On the IAF side, your 80% availability for the 76 Rafales gets you about 61 realistically , not 69+. Su-30MKI has never crossed 60% consistently and will hit 65% on an optimistic day from a 250-strong fleet, so that’s 150–163 (call it ~160), not 175. Mirage 2000 is barely scraping 70% from ~50 airframes for 35 available, nowhere near 80%. MiG-29s manage 50–55% on ~66 jets for about 35 due to age, fatigue and maintenance hell, not 60%. Tejas? Forget the “40 or so” – it’s irrelevant beyond low single digits like 9 for second-line work. Add Jaguars at a generous 50% from ~120 still staggering on, that’s 60 tops (and probably worse). Total it up: 61 + 160 + 35 + 35 + 5 + 60 = 356 IAF fighters available but they usually think of dedicating a small percentage of the fleet, even single digits like 5–10%, as reserve against other threats (China, etc.). Pakistan doesn’t have that problem. Subtract say 20–35 jets held back, and your actual IAF surge force drops to 320–336.
On the PAF side, your estimation is pure fantasia.

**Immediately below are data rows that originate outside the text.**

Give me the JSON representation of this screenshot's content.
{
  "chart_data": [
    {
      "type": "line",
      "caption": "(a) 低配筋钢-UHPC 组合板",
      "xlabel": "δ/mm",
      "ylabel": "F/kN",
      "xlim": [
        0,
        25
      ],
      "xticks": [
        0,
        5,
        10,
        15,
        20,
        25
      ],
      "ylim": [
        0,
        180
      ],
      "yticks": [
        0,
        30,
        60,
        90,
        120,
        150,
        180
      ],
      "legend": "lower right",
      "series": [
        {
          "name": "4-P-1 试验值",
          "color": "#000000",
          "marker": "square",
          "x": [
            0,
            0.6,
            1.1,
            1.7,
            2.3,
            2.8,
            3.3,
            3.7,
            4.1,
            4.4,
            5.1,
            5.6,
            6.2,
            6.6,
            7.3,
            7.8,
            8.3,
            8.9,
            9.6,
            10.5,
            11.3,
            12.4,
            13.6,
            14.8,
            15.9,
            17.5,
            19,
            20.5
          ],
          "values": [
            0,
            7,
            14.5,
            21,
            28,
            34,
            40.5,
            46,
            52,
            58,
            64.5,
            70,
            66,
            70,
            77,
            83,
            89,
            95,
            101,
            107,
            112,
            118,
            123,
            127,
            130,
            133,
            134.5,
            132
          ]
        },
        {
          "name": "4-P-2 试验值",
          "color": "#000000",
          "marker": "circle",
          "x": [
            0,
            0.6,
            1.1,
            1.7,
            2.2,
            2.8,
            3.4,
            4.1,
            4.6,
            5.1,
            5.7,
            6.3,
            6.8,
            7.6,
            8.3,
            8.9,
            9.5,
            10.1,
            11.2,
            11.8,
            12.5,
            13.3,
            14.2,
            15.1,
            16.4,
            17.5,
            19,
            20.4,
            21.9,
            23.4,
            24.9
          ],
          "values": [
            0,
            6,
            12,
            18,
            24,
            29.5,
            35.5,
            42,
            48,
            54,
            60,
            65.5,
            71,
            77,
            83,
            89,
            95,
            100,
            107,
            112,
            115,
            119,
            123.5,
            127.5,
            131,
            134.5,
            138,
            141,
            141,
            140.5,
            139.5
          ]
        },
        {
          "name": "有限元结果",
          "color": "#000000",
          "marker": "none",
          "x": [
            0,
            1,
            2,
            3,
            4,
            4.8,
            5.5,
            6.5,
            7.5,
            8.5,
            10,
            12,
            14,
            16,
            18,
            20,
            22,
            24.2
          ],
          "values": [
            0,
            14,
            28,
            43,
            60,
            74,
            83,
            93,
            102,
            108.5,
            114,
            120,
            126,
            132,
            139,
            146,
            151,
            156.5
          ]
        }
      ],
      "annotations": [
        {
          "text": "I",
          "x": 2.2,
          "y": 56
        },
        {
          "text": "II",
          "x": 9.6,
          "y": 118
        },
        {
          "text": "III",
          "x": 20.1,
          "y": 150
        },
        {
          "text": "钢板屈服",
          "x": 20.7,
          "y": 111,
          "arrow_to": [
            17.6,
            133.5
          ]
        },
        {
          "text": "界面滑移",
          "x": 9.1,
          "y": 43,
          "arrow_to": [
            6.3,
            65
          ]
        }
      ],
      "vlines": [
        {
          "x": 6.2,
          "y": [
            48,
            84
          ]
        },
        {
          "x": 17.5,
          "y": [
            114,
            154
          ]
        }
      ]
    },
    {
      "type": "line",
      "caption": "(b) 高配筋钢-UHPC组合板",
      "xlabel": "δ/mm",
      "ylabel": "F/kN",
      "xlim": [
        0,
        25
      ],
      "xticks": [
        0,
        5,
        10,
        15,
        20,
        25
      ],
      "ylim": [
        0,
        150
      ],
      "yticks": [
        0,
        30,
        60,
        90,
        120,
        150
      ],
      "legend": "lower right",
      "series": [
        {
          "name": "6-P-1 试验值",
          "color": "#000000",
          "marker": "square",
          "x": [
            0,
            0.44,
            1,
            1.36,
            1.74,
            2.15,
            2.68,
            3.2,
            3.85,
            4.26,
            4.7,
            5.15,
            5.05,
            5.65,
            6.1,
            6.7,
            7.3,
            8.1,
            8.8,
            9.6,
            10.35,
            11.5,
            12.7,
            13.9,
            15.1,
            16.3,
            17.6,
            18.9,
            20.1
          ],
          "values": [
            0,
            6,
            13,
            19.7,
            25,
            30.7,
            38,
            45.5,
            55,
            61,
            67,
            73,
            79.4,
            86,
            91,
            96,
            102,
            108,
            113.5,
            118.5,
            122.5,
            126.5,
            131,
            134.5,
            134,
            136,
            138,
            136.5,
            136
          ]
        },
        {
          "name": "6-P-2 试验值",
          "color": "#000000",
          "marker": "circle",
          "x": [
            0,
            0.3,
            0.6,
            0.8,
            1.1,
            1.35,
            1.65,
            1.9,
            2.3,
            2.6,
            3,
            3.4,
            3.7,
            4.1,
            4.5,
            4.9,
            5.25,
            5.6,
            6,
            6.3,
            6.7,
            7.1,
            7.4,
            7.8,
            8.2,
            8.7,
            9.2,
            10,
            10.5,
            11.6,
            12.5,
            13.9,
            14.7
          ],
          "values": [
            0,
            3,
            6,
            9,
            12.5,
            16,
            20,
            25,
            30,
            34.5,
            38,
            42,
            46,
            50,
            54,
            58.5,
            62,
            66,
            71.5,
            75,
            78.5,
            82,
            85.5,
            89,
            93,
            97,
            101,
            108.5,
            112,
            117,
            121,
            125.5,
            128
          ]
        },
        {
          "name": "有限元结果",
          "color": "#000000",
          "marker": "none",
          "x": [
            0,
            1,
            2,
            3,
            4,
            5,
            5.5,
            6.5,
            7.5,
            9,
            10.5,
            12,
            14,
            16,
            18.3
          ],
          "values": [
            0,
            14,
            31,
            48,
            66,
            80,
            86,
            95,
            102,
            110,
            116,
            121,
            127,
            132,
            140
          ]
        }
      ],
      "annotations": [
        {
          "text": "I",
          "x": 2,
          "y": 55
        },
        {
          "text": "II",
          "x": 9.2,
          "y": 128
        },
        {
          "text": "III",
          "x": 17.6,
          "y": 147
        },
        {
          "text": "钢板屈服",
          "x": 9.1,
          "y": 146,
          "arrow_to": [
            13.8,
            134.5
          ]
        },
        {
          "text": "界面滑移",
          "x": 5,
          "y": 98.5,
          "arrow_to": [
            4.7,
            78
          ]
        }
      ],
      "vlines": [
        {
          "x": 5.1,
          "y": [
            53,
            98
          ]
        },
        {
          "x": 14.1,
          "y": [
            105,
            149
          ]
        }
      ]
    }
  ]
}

Break it down: F-16s (~75 total) at 70–75% age-adjusted gives 55 available, not 90%. J-10C (~36 jets) might hit your 80% for 29 . JF-17 Block 3 (~36) at a realistic 60–70% is 24 . Older JF-17 Blocks 1/2 (~90 total) barely manage your 60–70% band for 60 . And “40 J-35”? No guarantee you’ll even have them, but at 60% for a finicky VLO platform that’s 24 available max, not 40 plugged straight in. Total PAF: 55 + 29 + 24 + 60 + 24 = 192 available fighters. You’re in the low 190s–200s at best, not 251.
So with your own numbers: IAF ~356, PAF ~192. That’s PAF at 54% of IAF strength (192/356), not 70% and the gap widens from the original post because your side’s 90% fairy tale takes a bigger hit than IAF’s does. That “PAF with 5th-gen dominance” line doesn’t survive real math; once you ditch Western test-pilot readiness dreams for both fleets, IAF’s numerical edge is even clearer on paper, but execution is where PAF has any chance and historically where it pulls ahead. The Saabs and EW platforms? Sure, knock off a couple for maintenance either way doesn’t move the needle on this lopsided tally.